The actors were at an Apple store in Soho on Dec. 3 to promote Promised Land, the film opening Jan. 4 that is co-written by the two co-stars. The movie features Damon as a salesman for a natural gas company while Krasinski's character warns of environmental degradation associated with hydraulic “fracking.”
When event host Peter Travers of Rolling Stone magazine asked for questions from the audience, conservative filmmaker Phelim McAleer was called on first. Judging from an audio podcast posted at iTunes, McAleer asked the only unfriendly question of the evening, though you wouldn't know about it because it is not included in the podcast.
But McAleer says he has proof of Apple’s alleged censorship because, against Apple’s rules, he surreptitiously videotaped the entire event.
McAleer, who made Not Evil Just Wrong about what what he sees as hype surrounding the issue of global warming, is near finishing his next documentary, called FrackNation, which seeks to dismantle claims that fracking, a technology for squeezing petroleum and natural gas from rock formations, is harmful to the environment.
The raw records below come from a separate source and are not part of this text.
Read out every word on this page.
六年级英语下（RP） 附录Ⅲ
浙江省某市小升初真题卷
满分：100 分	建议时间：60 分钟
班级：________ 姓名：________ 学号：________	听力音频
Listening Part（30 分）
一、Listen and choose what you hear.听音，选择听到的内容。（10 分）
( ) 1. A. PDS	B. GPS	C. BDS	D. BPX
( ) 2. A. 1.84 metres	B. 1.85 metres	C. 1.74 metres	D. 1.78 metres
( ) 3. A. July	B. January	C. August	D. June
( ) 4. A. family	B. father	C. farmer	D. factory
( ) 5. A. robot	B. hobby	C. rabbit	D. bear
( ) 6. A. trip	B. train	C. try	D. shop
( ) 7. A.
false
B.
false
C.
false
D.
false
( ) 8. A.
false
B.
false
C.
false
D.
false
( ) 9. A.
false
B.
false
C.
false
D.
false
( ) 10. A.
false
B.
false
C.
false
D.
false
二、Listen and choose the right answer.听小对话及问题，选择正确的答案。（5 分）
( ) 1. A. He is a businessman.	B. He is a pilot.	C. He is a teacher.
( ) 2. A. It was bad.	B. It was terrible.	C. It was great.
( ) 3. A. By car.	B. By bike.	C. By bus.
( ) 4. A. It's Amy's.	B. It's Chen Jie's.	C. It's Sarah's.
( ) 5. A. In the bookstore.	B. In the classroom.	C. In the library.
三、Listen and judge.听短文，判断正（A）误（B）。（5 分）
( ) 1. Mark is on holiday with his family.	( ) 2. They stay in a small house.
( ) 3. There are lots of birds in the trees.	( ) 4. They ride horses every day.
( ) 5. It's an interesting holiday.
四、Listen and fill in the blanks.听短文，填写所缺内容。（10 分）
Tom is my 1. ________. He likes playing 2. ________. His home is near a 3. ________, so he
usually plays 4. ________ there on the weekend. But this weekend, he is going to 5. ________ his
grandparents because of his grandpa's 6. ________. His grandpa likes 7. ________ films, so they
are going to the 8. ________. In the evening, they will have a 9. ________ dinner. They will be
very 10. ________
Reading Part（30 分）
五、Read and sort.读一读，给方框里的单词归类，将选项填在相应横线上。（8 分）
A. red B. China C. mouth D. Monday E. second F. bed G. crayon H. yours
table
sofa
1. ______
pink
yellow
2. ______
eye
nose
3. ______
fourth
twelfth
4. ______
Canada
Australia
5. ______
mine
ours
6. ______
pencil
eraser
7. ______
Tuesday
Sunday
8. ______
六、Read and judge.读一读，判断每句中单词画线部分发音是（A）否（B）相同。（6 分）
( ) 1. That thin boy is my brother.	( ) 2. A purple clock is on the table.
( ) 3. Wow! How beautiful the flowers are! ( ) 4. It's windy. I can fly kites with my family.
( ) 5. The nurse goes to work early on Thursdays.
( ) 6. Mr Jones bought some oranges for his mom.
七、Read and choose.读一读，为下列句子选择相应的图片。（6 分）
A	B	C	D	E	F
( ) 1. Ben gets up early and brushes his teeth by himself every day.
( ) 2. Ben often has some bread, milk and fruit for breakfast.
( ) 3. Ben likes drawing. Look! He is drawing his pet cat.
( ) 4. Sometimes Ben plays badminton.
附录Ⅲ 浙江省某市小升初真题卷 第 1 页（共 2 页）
Thus is his interest in Promised Land.
“It has emerged recently,” McAleer said at the event with Damon and Krasinski, “that the script -- or that the funding for Promised Land -- came from a Middle Eastern oil nation.”
When Damon and Krasinski smile, McAleer says: “which you seem to find funny.”
“We hear a lot of criticism about sources of right-wing funding and right-wing projects,” McAleer continues, "my question is, how does it feel to be a fully paid advocate for an oil-rich Middle Eastern government?”
The premise for McAleer’s question can be seen in the film’s credits, which list Imagenation Abu Dhabi FZ as a production company alongside Focus Features, Participant Media and Pearl Street Films. Nearly four years ago, Participant Media, which has stated its goal to be making “socially relevant films,” took Imagenation as a partner in a $250 million fund to produce 18 movies, one of which is Promised Land. McAleer told Damon and Krasinski that the Abu Dhabi government, and by extension, Imagenation, “stands to make billions of dollars if fracking is banned in the United States," given that the city's economy and wealth is dependent on its oil exports.